Unicode and Emoji, or The Giant Pawn Mystery

I generally despise emoji, but I reluctantly learned a few things about them this morning.

My latest couple blog posts involved chess, and I sent out a couple tweets using chess symbols. Along the way I ran into a mystery: sometimes the black pawn is much larger than other chess symbols. I first noticed this in Excel. Then I noticed that sometimes it happens in the Twitter app, and sometimes not, sometimes on the twitter website, and sometimes not.

For example, the following screen shot is from Safari on iOS.

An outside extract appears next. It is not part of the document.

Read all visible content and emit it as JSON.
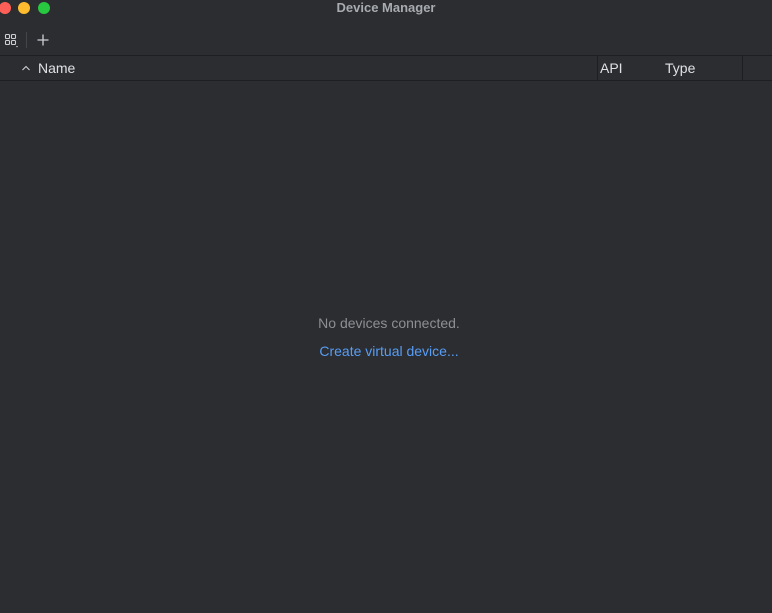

screenshot of tweet with giant pawn

What’s going on? I explained in a footnote to this post, but I wanted to make this its own post to make it easier to find in the future.

In a nutshell, something in the software environment is deciding that 11 of the twelve chess characters are to be taken literally, but the character for the black pawn is to be interpreted as an emojus [1] representing chess. I’m not clear on whether this is happening in the font or in an app. Probably one, both, or neither depending on circumstances.

I erroneously thought that emoji were all outside Unicode’s BMP (Basic Multilingual Plane) so as not to be confused with ordinary characters. Alas, that is not true.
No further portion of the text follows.